VERGENNES — In Vergennes, City Manager Mel Hawley said officials want to tie up three loose ends before school property is transferred to a new unified union under one-board control, something that would happen on July 1, 2017, if Addison Northwest Supervisory Union unification passes on March 1.
One loose end Hawley recently uncovered while researching deeds. The city’s Green Street fire station was once the Vergennes High School gym, and the city bought it for that purpose from the former Vergennes ID School District per a 1957 citywide vote.
Hawley discovered that the 1959 deed for that transaction called for proceeds from any future sale of Vergennes ID property to return to now-defunct Vergennes ID district, meaning a quitclaim deed to renounce a claim to the proceeds is necessary.
Hawley said he questions any claim could be valid because no such conditions were attached to the article voters approved in 1957, but Vergennes Union Elementary School lawyers raised a concern after Hawley uncovered the issue, which he said is a cloud on the city’s rightful title.
“I want that cleared up,” he said.
The second item concerns a sewer main that runs across both VUES and Vergennes Union High School property, not far from an 8-acre parcel that the city owns off New Haven Road. Vergennes has no immediate plans for the land, which at one point it considered as a home for a new police station.
But any development of the land would be much easier if the city could run a sewer line downhill to that main, Hawley said, rather than pumping waste back out to New Haven Road. Thus, Vergennes would like an easement for that purpose in advance of unification.
“It just makes sense to have plans for a gravity sewer line to serve that site,” Hawley said.

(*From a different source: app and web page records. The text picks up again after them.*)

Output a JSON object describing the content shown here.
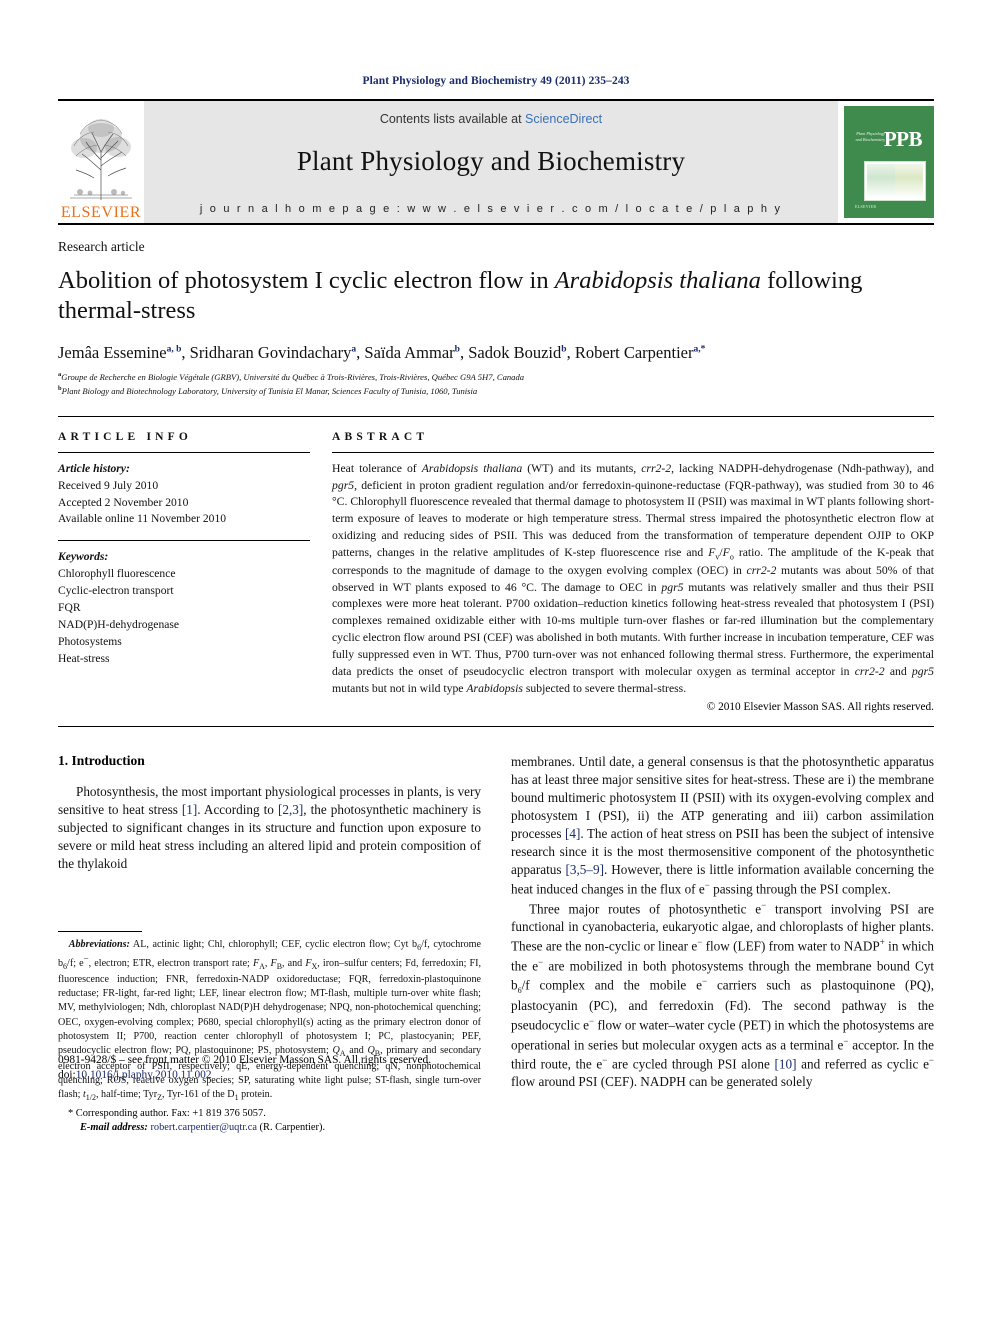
{
  "running_head": "Plant Physiology and Biochemistry 49 (2011) 235–243",
  "banner": {
    "contents_prefix": "Contents lists available at ",
    "sciencedirect": "ScienceDirect",
    "journal_title": "Plant Physiology and Biochemistry",
    "homepage": "j o u r n a l   h o m e p a g e :   w w w . e l s e v i e r . c o m / l o c a t e / p l a p h y",
    "publisher": "ELSEVIER",
    "cover_abbrev": "PPB",
    "cover_journal_name": "Plant Physiology and Biochemistry",
    "cover_publisher": "ELSEVIER",
    "accent_link_color": "#3b6fb6",
    "elsevier_orange": "#E8701A",
    "cover_green": "#3f8a4d"
  },
  "article": {
    "type": "Research article",
    "title_part1": "Abolition of photosystem I cyclic electron flow in ",
    "title_italic": "Arabidopsis thaliana",
    "title_part2": " following thermal-stress",
    "authors": [
      {
        "name": "Jemâa Essemine",
        "sup": "a, b"
      },
      {
        "name": "Sridharan Govindachary",
        "sup": "a"
      },
      {
        "name": "Saïda Ammar",
        "sup": "b"
      },
      {
        "name": "Sadok Bouzid",
        "sup": "b"
      },
      {
        "name": "Robert Carpentier",
        "sup": "a,*"
      }
    ],
    "affiliations": [
      {
        "marker": "a",
        "text": "Groupe de Recherche en Biologie Végétale (GRBV), Université du Québec à Trois-Rivières, Trois-Rivières, Québec G9A 5H7, Canada"
      },
      {
        "marker": "b",
        "text": "Plant Biology and Biotechnology Laboratory, University of Tunisia El Manar, Sciences Faculty of Tunisia, 1060, Tunisia"
      }
    ]
  },
  "article_info": {
    "heading": "ARTICLE INFO",
    "history_label": "Article history:",
    "history": [
      "Received 9 July 2010",
      "Accepted 2 November 2010",
      "Available online 11 November 2010"
    ],
    "keywords_label": "Keywords:",
    "keywords": [
      "Chlorophyll fluorescence",
      "Cyclic-electron transport",
      "FQR",
      "NAD(P)H-dehydrogenase",
      "Photosystems",
      "Heat-stress"
    ]
  },
  "abstract": {
    "heading": "ABSTRACT",
    "text": "Heat tolerance of Arabidopsis thaliana (WT) and its mutants, crr2-2, lacking NADPH-dehydrogenase (Ndh-pathway), and pgr5, deficient in proton gradient regulation and/or ferredoxin-quinone-reductase (FQR-pathway), was studied from 30 to 46 °C. Chlorophyll fluorescence revealed that thermal damage to photosystem II (PSII) was maximal in WT plants following short-term exposure of leaves to moderate or high temperature stress. Thermal stress impaired the photosynthetic electron flow at oxidizing and reducing sides of PSII. This was deduced from the transformation of temperature dependent OJIP to OKP patterns, changes in the relative amplitudes of K-step fluorescence rise and Fv/Fo ratio. The amplitude of the K-peak that corresponds to the magnitude of damage to the oxygen evolving complex (OEC) in crr2-2 mutants was about 50% of that observed in WT plants exposed to 46 °C. The damage to OEC in pgr5 mutants was relatively smaller and thus their PSII complexes were more heat tolerant. P700 oxidation–reduction kinetics following heat-stress revealed that photosystem I (PSI) complexes remained oxidizable either with 10-ms multiple turn-over flashes or far-red illumination but the complementary cyclic electron flow around PSI (CEF) was abolished in both mutants. With further increase in incubation temperature, CEF was fully suppressed even in WT. Thus, P700 turn-over was not enhanced following thermal stress. Furthermore, the experimental data predicts the onset of pseudocyclic electron transport with molecular oxygen as terminal acceptor in crr2-2 and pgr5 mutants but not in wild type Arabidopsis subjected to severe thermal-stress.",
    "copyright": "© 2010 Elsevier Masson SAS. All rights reserved."
  },
  "intro": {
    "heading": "1. Introduction",
    "p1": "Photosynthesis, the most important physiological processes in plants, is very sensitive to heat stress [1]. According to [2,3], the photosynthetic machinery is subjected to significant changes in its structure and function upon exposure to severe or mild heat stress including an altered lipid and protein composition of the thylakoid membranes. Until date, a general consensus is that the photosynthetic apparatus has at least three major sensitive sites for heat-stress. These are i) the membrane bound multimeric photosystem II (PSII) with its oxygen-evolving complex and photosystem I (PSI), ii) the ATP generating and iii) carbon assimilation processes [4]. The action of heat stress on PSII has been the subject of intensive research since it is the most thermosensitive component of the photosynthetic apparatus [3,5–9]. However, there is little information available concerning the heat induced changes in the flux of e− passing through the PSI complex.",
    "p2": "Three major routes of photosynthetic e− transport involving PSI are functional in cyanobacteria, eukaryotic algae, and chloroplasts of higher plants. These are the non-cyclic or linear e− flow (LEF) from water to NADP+ in which the e− are mobilized in both photosystems through the membrane bound Cyt b6/f complex and the mobile e− carriers such as plastoquinone (PQ), plastocyanin (PC), and ferredoxin (Fd). The second pathway is the pseudocyclic e− flow or water–water cycle (PET) in which the photosystems are operational in series but molecular oxygen acts as a terminal e− acceptor. In the third route, the e− are cycled through PSI alone [10] and referred as cyclic e− flow around PSI (CEF). NADPH can be generated solely"
  },
  "footnote": {
    "abbrev_label": "Abbreviations:",
    "abbrev_text": "AL, actinic light; Chl, chlorophyll; CEF, cyclic electron flow; Cyt b6/f, cytochrome b6/f; e−, electron; ETR, electron transport rate; FA, FB, and FX, iron–sulfur centers; Fd, ferredoxin; FI, fluorescence induction; FNR, ferredoxin-NADP oxidoreductase; FQR, ferredoxin-plastoquinone reductase; FR-light, far-red light; LEF, linear electron flow; MT-flash, multiple turn-over white flash; MV, methylviologen; Ndh, chloroplast NAD(P)H dehydrogenase; NPQ, non-photochemical quenching; OEC, oxygen-evolving complex; P680, special chlorophyll(s) acting as the primary electron donor of photosystem II; P700, reaction center chlorophyll of photosystem I; PC, plastocyanin; PEF, pseudocyclic electron flow; PQ, plastoquinone; PS, photosystem; QA and QB, primary and secondary electron acceptor of PSII, respectively; qE, energy-dependent quenching; qN, nonphotochemical quenching; ROS, reactive oxygen species; SP, saturating white light pulse; ST-flash, single turn-over flash; t1/2, half-time; TyrZ, Tyr-161 of the D1 protein.",
    "corresponding": "* Corresponding author. Fax: +1 819 376 5057.",
    "email_label": "E-mail address:",
    "email": "robert.carpentier@uqtr.ca",
    "email_suffix": " (R. Carpentier)."
  },
  "issn": {
    "line1": "0981-9428/$ – see front matter © 2010 Elsevier Masson SAS. All rights reserved.",
    "doi_label": "doi:",
    "doi": "10.1016/j.plaphy.2010.11.002"
  }
}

Those are the two issues that Hawley believes can be dealt with immediately without a memorandum of understanding (MOU). The third relates to the VUES parking lot, which Vergennes residents use, often during the day, to access the city’s pool, skate park, tennis and basketball courts in the summer, and skating rink in the winter.
Hawley also said because VUES students often use the city’s rink and pool during school hours, reaching an understanding that mutually benefits both parties would be fair. He has discussed a draft MOU with ANwSU Superintendent JoAn Canning and members of the VUES board.
“I’m not fearing that a unified district is going to fence the property,” Hawley said. “But my concern is to make sure that some future board doesn’t create a policy that those facilities are in essence closed off to the public during school hours, either with another memorandum or some understanding.”